Пока шла по полю до скотомогильника, был ветер, но когда я переступила межу и пошла, скашивая, к Карпинской дороге, ветер улёгся, и только холодил мои промокшие ботинки…

Сосна, верхушка которой едва торчала из оврага, возмужала и возросла, корнями, как скрепами, стянула края ямы и засыпала её дно перетлевающими иглами, шишками, старой корой.

Ящериный камень поседел, зашелушился, ещё больше ушёл в землю. Солдатская рябина дала в этом году медные ягоды, с металлическим привкусом крови.
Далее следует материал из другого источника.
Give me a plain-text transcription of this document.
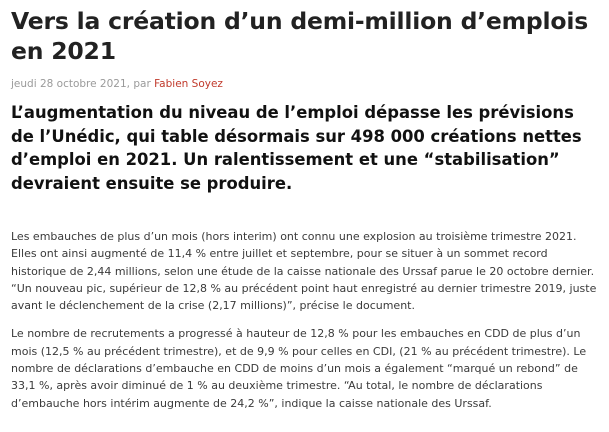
Vers la création d’un demi-million d’emplois en 2021
jeudi 28 octobre 2021, par Fabien Soyez

L’augmentation du niveau de l’emploi dépasse les prévisions de l’Unédic, qui table désormais sur 498 000 créations nettes d’emploi en 2021. Un ralentissement et une “stabilisation” devraient ensuite se produire.

Les embauches de plus d’un mois (hors interim) ont connu une explosion au troisième trimestre 2021. Elles ont ainsi augmenté de 11,4 % entre juillet et septembre, pour se situer à un sommet record historique de 2,44 millions, selon une étude de la caisse nationale des Urssaf parue le 20 octobre dernier. “Un nouveau pic, supérieur de 12,8 % au précédent point haut enregistré au dernier trimestre 2019, juste avant le déclenchement de la crise (2,17 millions)”, précise le document.

Le nombre de recrutements a progressé à hauteur de 12,8 % pour les embauches en CDD de plus d’un mois (12,5 % au précédent trimestre), et de 9,9 % pour celles en CDI, (21 % au précédent trimestre). Le nombre de déclarations d’embauche en CDD de moins d’un mois a également “marqué un rebond” de 33,1 %, après avoir diminué de 1 % au deuxième trimestre. “Au total, le nombre de déclarations d’embauche hors intérim augmente de 24,2 %”, indique la caisse nationale des Urssaf.
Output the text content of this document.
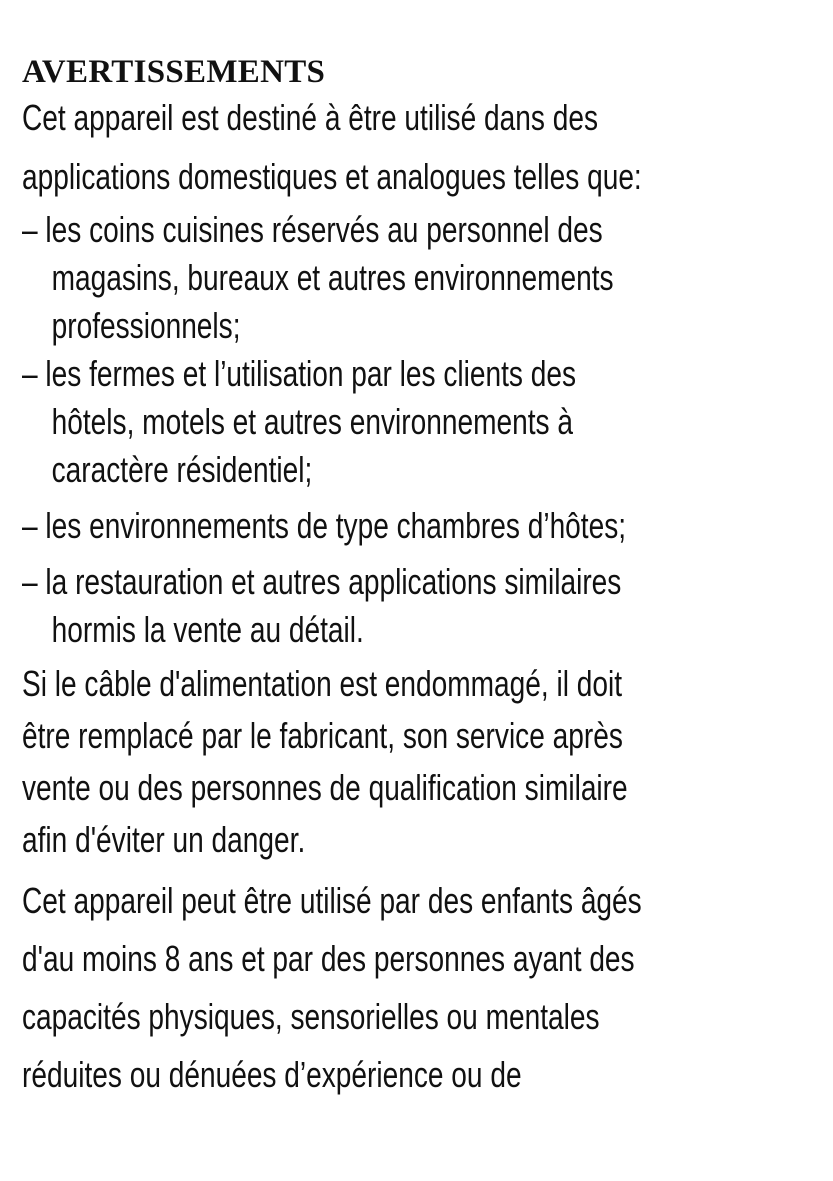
AVERTISSEMENTS
Cet appareil est destiné à être utilisé dans des
applications domestiques et analogues telles que:
– les coins cuisines réservés au personnel des
magasins, bureaux et autres environnements
professionnels;
– les fermes et l’utilisation par les clients des
hôtels, motels et autres environnements à
caractère résidentiel;
– les environnements de type chambres d’hôtes;
– la restauration et autres applications similaires
hormis la vente au détail.
Si le câble d'alimentation est endommagé, il doit
être remplacé par le fabricant, son service après
vente ou des personnes de qualification similaire
afin d'éviter un danger.
Cet appareil peut être utilisé par des enfants âgés
d'au moins 8 ans et par des personnes ayant des
capacités physiques, sensorielles ou mentales
réduites ou dénuées d’expérience ou de
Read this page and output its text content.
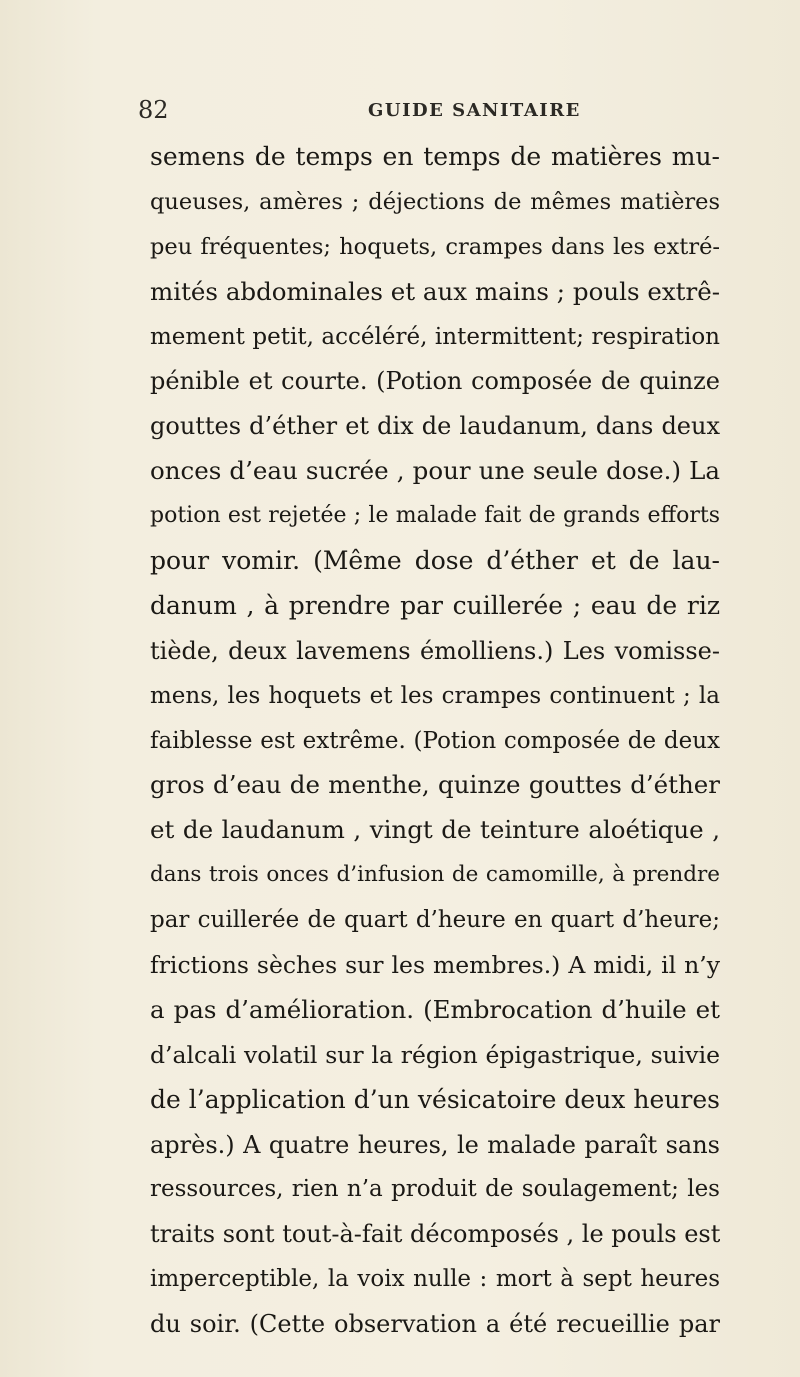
82	GUIDE SANITAIRE
semens de temps en temps de matières mu-
queuses, amères ; déjections de mêmes matières
peu fréquentes; hoquets, crampes dans les extré-
mités abdominales et aux mains ; pouls extrê-
mement petit, accéléré, intermittent; respiration
pénible et courte. (Potion composée de quinze
gouttes d’éther et dix de laudanum, dans deux
onces d’eau sucrée , pour une seule dose.) La
potion est rejetée ; le malade fait de grands efforts
pour vomir. (Même dose d’éther et de lau-
danum , à prendre par cuillerée ; eau de riz
tiède, deux lavemens émolliens.) Les vomisse-
mens, les hoquets et les crampes continuent ; la
faiblesse est extrême. (Potion composée de deux
gros d’eau de menthe, quinze gouttes d’éther
et de laudanum , vingt de teinture aloétique ,
dans trois onces d’infusion de camomille, à prendre
par cuillerée de quart d’heure en quart d’heure;
frictions sèches sur les membres.) A midi, il n’y
a pas d’amélioration. (Embrocation d’huile et
d’alcali volatil sur la région épigastrique, suivie
de l’application d’un vésicatoire deux heures
après.) A quatre heures, le malade paraît sans
ressources, rien n’a produit de soulagement; les
traits sont tout-à-fait décomposés , le pouls est
imperceptible, la voix nulle : mort à sept heures
du soir. (Cette observation a été recueillie par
Пруд за сосняком давно заболотился, и думали, что родник ушёл, осока стояла в пруду, как в вазе, но теперь он опять очистился, и бурая осенняя вода медленно кружилась вокруг источника.


Я и не думала увидеть дом сразу от поворота – лес и сад набрели на дорогу, чтобы встретиться на ней, да и Дома нет уже – только остовы стен. Но то, что я увидела, поразило и иссушило моё сердце…


…Бетонные сваи как могильные камни на языческом кладбище вбиты в мою землю. Оранжевый, изваянный из адского пламени экскаватор стоит на краю котлована, строительные блоки и арматура лежат на вытоптанном моём дворе. Арендатор строит здесь что-то, не хочу знать, что.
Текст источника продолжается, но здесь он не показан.